Hey everyone,
First off, I'm finally an expert! Thank you to everyone who has responded to my previous blog posts, your input helped me grow as a competitive programmer greatly!
Now, onto the actual question. What is the time complexity of using the "union" and "find" operations with an array-based union-find algorithm? First, let me put some pseudo-code of the union-find algorithm so that my ramblings will make more sense.
// We initialize the array such that each node is its own parent array = [0, 1, 2, 3, 4, 5... n] // Find the "root" of a node function find(index): while (array[index] != index) index = array[index] return index // Join the "roots" of two nodes function union(a, b): array[find(a)] = array[find(b)]

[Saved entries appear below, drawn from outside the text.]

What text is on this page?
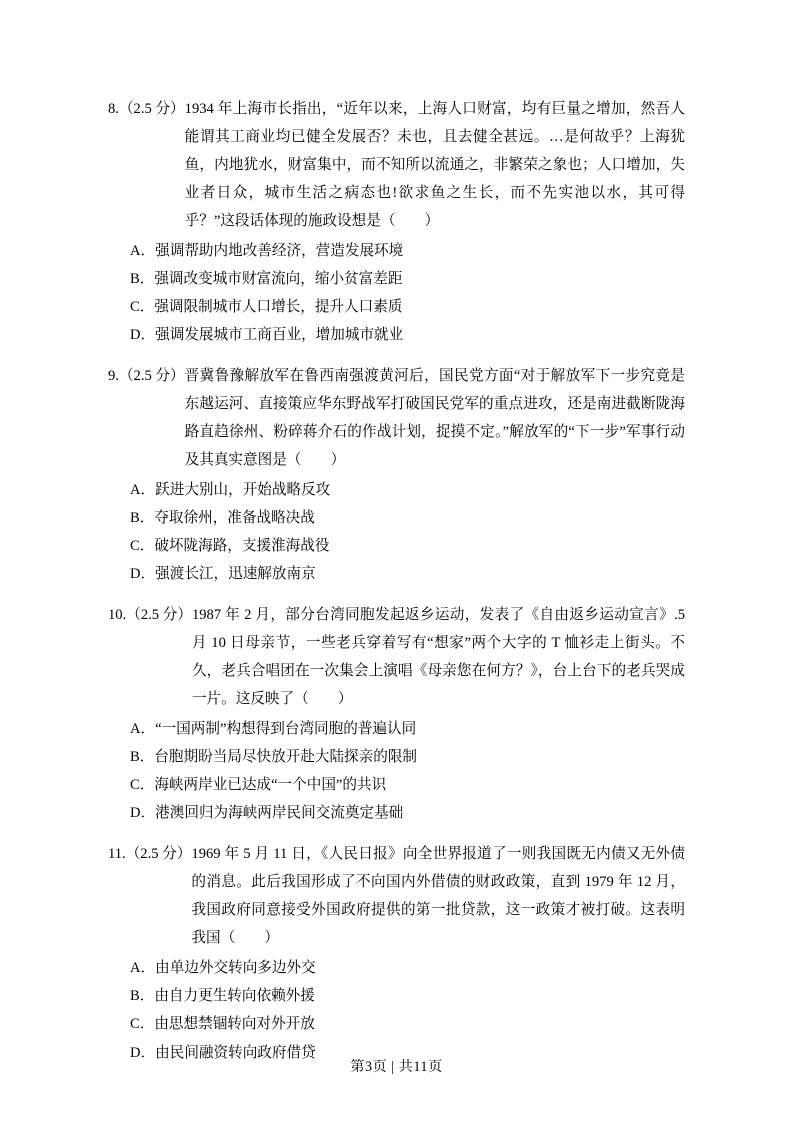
8.（2.5 分） 1934 年上海市长指出，“近年以来，上海人口财富，均有巨量之增加，然吾人能谓其工商业均已健全发展否？未也，且去健全甚远。…是何故乎？上海犹鱼，内地犹水，财富集中，而不知所以流通之，非繁荣之象也；人口增加，失业者日众，城市生活之病态也!欲求鱼之生长，而不先实池以水，其可得乎？”这段话体现的施政设想是（　　）
A．强调帮助内地改善经济，营造发展环境
B．强调改变城市财富流向，缩小贫富差距
C．强调限制城市人口增长，提升人口素质
D．强调发展城市工商百业，增加城市就业
9.（2.5 分） 晋冀鲁豫解放军在鲁西南强渡黄河后，国民党方面“对于解放军下一步究竟是东越运河、直接策应华东野战军打破国民党军的重点进攻，还是南进截断陇海路直趋徐州、粉碎蒋介石的作战计划，捉摸不定。”解放军的“下一步”军事行动及其真实意图是（　　）
A．跃进大别山，开始战略反攻
B．夺取徐州，准备战略决战
C．破坏陇海路，支援淮海战役
D．强渡长江，迅速解放南京
10.（2.5 分） 1987 年 2 月，部分台湾同胞发起返乡运动，发表了《自由返乡运动宣言》.5 月 10 日母亲节，一些老兵穿着写有“想家”两个大字的 T 恤衫走上街头。不久，老兵合唱团在一次集会上演唱《母亲您在何方？》，台上台下的老兵哭成一片。这反映了（　　）
A．“一国两制”构想得到台湾同胞的普遍认同
B．台胞期盼当局尽快放开赴大陆探亲的限制
C．海峡两岸业已达成“一个中国”的共识
D．港澳回归为海峡两岸民间交流奠定基础
11.（2.5 分） 1969 年 5 月 11 日，《人民日报》向全世界报道了一则我国既无内债又无外债的消息。此后我国形成了不向国内外借债的财政政策，直到 1979 年 12 月，我国政府同意接受外国政府提供的第一批贷款，这一政策才被打破。这表明我国（　　）
A．由单边外交转向多边外交
B．由自力更生转向依赖外援
C．由思想禁锢转向对外开放
D．由民间融资转向政府借贷
第3页 | 共11页
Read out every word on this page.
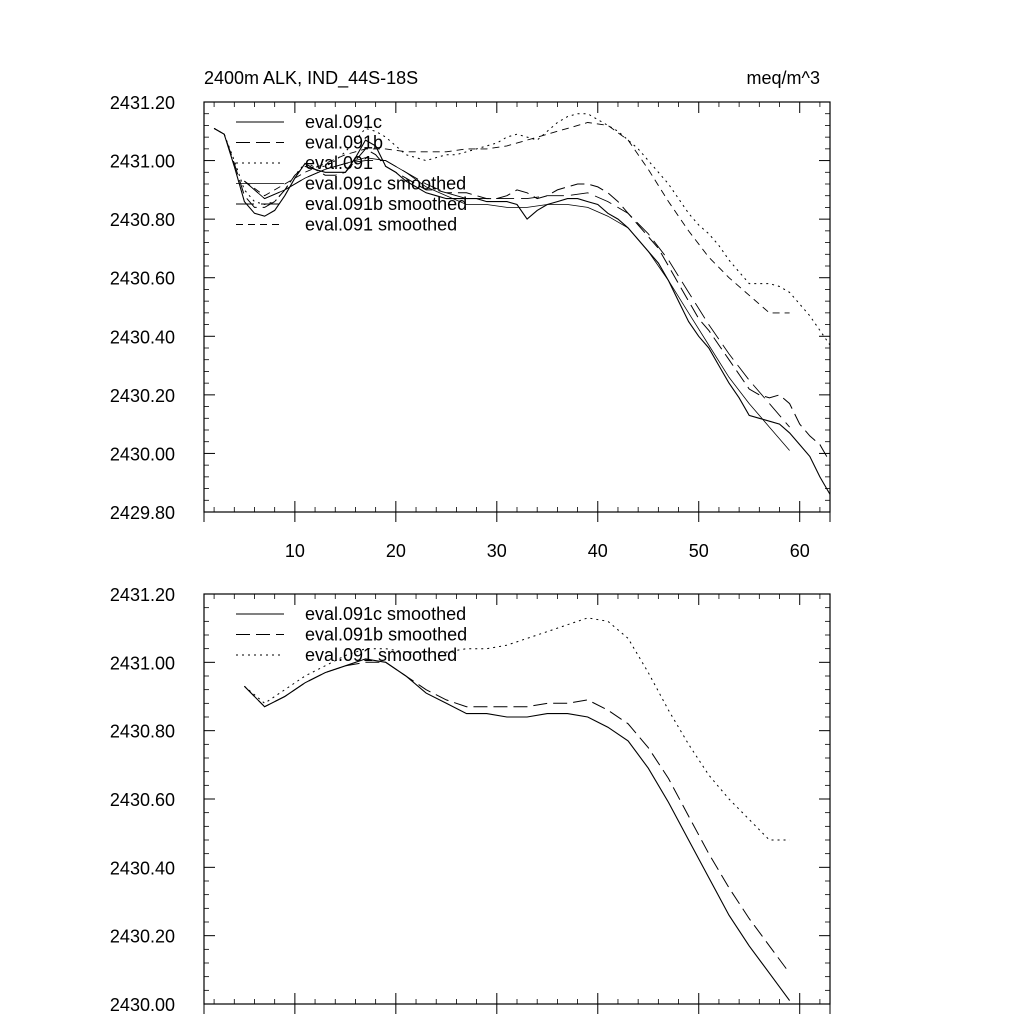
2400m ALK, IND_44S-18S	meq/m^3
10	20	30	40	50	60
2429.80
2430.00
2430.20
2430.40
2430.60
2430.80
2431.00
2431.20
eval.091c
eval.091b
eval.091
eval.091c smoothed
eval.091b smoothed
eval.091 smoothed
2430.00
2430.20
2430.40
2430.60
2430.80
2431.00
2431.20
eval.091c smoothed
eval.091b smoothed
eval.091 smoothed
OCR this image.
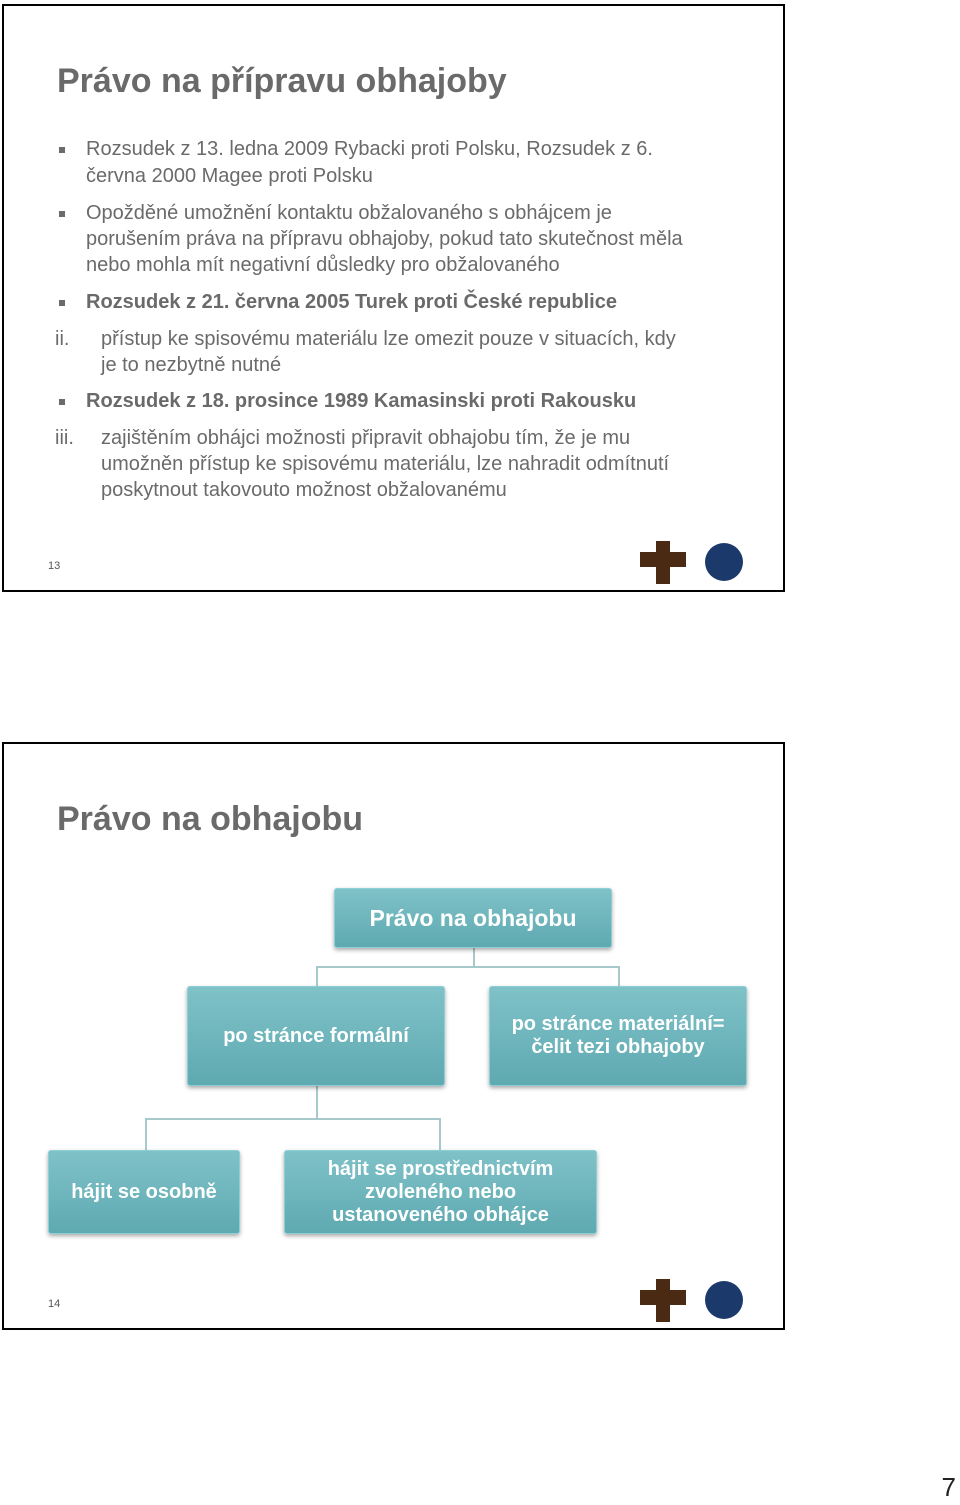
Právo na přípravu obhajoby
Rozsudek z 13. ledna 2009 Rybacki proti Polsku, Rozsudek z 6.
června 2000 Magee proti Polsku
Opožděné umožnění kontaktu obžalovaného s obhájcem je
porušením práva na přípravu obhajoby, pokud tato skutečnost měla
nebo mohla mít negativní důsledky pro obžalovaného
Rozsudek z 21. června 2005 Turek proti České republice
ii. přístup ke spisovému materiálu lze omezit pouze v situacích, kdy
je to nezbytně nutné
Rozsudek z 18. prosince 1989 Kamasinski proti Rakousku
iii. zajištěním obhájci možnosti připravit obhajobu tím, že je mu
umožněn přístup ke spisovému materiálu, lze nahradit odmítnutí
poskytnout takovouto možnost obžalovanému
13
Právo na obhajobu
Právo na obhajobu
po stránce formální
po stránce materiální=
čelit tezi obhajoby
hájit se osobně
hájit se prostřednictvím
zvoleného nebo
ustanoveného obhájce
14
7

Please someone correct me if my implementation is wrong or if there's any way I can improve my pseudo-code. Now, onto the actual question.
Let's imagine you have a straight, directed graph with randomized node order. For example: 3 --> 5 --> 1 --> 2 --> 4. I speculate that the time complexity of generating the union-find array is at worst O(n^2) and that once the array is generated, the time complexity of finding the root from any given node is at worst O(n). Let's go through the example I provided, assuming that we join nodes starting from the lowest node (1), then the second lowest (2), etc.
Init: [0, 1, 2, 3, 4, 5]
Step 1: [0, 2, 2, 3, 4, 5] // Join 1 and 2
Step 2: [0, 2, 4, 3, 4, 5] // Join 2 and 4
Step 3: [0, 2, 4, 5, 4, 5] // Join 3 and 5
Step 4: [0, 2, 4, 5, 4, 5] // 4 has no outward connections
Step 5: [0, 2, 4, 5, 4, 1] // Join 5 and 1
At this point, if we want to query the third node for its connected component, the complexity will be O(n), because we must traverse the array 3 --> 5 --> 1 -- > 2 --> 4. Furthermore, if every node was connected to every other node, then preprocessing would take O(n^2) complexity!
This is really bad, but union-find is such a popular algorithm, I feel like I must be missing something! What is going on here?